Mas os constrangimentos vão além de ter ou não legislação para proteger a mulher. É preciso, acima de tudo, mudar a cultura.
“Como sociedade, precisamos entender que a criação de uma criança é responsabilidade coletiva e não apenas da mãe”, afirma Marina Gabriela Nunes.
“Só depois pode haver mudança em relação a essa cultura que oprime mulheres, e que acredita que uma boa profissional não pode cuidar dos filhos.”

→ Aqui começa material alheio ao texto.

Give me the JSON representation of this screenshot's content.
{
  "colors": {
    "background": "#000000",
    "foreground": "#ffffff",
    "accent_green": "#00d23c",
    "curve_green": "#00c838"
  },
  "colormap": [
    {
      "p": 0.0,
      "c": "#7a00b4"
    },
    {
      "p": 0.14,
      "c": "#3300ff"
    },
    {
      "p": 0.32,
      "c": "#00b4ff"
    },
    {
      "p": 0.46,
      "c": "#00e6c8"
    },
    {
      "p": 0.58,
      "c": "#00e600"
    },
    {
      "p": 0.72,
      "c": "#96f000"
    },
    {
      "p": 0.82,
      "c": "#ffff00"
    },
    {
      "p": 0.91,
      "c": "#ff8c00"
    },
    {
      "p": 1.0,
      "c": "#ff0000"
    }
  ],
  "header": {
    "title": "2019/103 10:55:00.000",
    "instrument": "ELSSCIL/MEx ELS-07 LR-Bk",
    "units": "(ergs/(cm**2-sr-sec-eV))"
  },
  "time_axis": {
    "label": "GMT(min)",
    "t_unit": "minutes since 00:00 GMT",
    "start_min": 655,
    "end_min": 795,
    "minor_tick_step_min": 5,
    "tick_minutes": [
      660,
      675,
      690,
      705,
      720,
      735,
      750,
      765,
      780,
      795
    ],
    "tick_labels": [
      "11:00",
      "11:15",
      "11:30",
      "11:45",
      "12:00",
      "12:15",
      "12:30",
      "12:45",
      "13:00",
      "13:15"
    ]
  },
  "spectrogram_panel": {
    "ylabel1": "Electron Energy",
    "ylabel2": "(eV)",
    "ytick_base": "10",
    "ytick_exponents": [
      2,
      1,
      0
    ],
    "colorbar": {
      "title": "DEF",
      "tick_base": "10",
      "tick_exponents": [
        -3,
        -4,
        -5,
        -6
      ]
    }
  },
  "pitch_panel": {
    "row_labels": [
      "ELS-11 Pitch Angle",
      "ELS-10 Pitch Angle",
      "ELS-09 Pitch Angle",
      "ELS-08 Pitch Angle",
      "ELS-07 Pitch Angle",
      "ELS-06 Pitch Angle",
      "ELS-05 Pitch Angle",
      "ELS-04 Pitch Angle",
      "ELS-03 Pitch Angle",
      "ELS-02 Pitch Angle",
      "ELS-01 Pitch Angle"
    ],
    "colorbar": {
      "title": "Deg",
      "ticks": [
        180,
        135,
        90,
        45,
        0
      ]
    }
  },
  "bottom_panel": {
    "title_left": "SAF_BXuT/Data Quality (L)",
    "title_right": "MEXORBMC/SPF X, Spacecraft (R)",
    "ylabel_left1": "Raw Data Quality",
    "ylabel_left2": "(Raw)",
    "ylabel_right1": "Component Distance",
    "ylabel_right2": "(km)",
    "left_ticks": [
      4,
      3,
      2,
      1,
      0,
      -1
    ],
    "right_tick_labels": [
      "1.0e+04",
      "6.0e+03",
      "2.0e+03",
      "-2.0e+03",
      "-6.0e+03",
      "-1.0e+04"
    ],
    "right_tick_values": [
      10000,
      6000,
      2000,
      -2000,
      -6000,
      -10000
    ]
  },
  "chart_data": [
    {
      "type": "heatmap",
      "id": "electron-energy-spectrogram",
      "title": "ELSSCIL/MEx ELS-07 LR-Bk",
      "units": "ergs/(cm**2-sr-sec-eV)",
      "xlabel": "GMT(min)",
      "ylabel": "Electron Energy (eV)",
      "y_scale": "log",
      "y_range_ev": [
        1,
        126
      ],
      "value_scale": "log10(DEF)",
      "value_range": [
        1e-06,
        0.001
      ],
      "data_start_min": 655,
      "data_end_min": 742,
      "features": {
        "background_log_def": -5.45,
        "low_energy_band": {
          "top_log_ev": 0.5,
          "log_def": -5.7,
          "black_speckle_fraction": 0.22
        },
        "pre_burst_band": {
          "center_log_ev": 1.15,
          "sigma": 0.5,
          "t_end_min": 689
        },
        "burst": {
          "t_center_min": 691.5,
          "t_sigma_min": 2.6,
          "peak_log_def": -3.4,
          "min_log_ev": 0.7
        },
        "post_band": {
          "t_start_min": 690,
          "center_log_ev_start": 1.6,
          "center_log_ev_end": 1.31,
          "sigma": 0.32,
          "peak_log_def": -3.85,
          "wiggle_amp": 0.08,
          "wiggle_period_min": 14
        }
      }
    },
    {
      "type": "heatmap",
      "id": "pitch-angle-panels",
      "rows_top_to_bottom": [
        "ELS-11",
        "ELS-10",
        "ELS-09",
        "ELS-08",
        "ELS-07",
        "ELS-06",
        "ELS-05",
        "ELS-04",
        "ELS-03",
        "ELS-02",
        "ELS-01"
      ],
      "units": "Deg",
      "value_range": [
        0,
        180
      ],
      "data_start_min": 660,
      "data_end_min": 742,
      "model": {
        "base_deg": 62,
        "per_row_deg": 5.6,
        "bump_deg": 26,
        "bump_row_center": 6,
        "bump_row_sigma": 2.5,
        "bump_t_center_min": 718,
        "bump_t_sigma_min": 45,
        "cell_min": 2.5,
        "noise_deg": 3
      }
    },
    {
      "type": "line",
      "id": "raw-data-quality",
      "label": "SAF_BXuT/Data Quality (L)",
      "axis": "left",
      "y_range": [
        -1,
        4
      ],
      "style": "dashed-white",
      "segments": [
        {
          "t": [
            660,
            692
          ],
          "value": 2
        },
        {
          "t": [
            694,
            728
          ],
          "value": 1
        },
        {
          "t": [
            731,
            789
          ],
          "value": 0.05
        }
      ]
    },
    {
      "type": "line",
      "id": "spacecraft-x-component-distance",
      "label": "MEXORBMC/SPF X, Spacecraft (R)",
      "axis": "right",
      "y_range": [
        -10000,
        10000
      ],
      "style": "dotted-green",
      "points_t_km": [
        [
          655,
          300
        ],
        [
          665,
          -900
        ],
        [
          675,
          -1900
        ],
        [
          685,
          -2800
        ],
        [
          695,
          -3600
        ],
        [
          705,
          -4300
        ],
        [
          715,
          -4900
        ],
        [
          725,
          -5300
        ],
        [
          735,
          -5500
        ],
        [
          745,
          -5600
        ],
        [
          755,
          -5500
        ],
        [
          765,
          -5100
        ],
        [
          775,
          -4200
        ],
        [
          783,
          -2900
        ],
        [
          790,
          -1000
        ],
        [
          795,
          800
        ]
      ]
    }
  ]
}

Segundo ela, a empresa que se propõe a ser respeitosa ganha colaboradoras engajadas, taxas de bem-estar no trabalho elevadas, confiança para ser indicada como um bom local para se trabalhar e destaque em buscas de colaboradores.
O que as empresas podem fazer
Para romper com essa cultura, as empresas podem tomar algumas atitudes em relação a mães no mercado de trabalho. Marina Gabriela Nunes e Rachel Firmo elencam algumas:
- Compreensão. Entender todos os medos que se instalam na mulher com a descoberta da gestação e o que mais envolve a organização é a segurança financeira e a estabilidade empregatícia. Para isso, é necessário ouvir as gestantes/mães e não pressioná-las ou colocá-las numa situação de escolha. É preciso também entender que as gestações e as maternidades são diferentes, portanto as funcionárias podem ter comportamentos e necessidades específicas.
- Flexibilidade. Acolher, ouvir, fazer grupos de apoio a novas gestantes; tentar adaptar o ambiente para que a mulher se sinta confortável; oferecer oportunidades de home office, se possível; criar benefícios como plano de saúde estendível aos dependentes; e facilitar a amamentação.
- Incentivar a paternidade. Estender a atuação aos homens que terão filhos, dando a responsabilidade que lhes cabe nessas situações.
- Liderança. Treinar líderes para receber estas novas mães e colocar mulheres em cargos de liderança.
- Criança, prioridade absoluta. Ter políticas e práticas internas para que todos entendam a criança também como responsabilidade empresarial. Como diz o artigo 227 da Constituição Federal, é dever da família, de toda sociedade e do Estado cuidar da criança, com absoluta prioridade.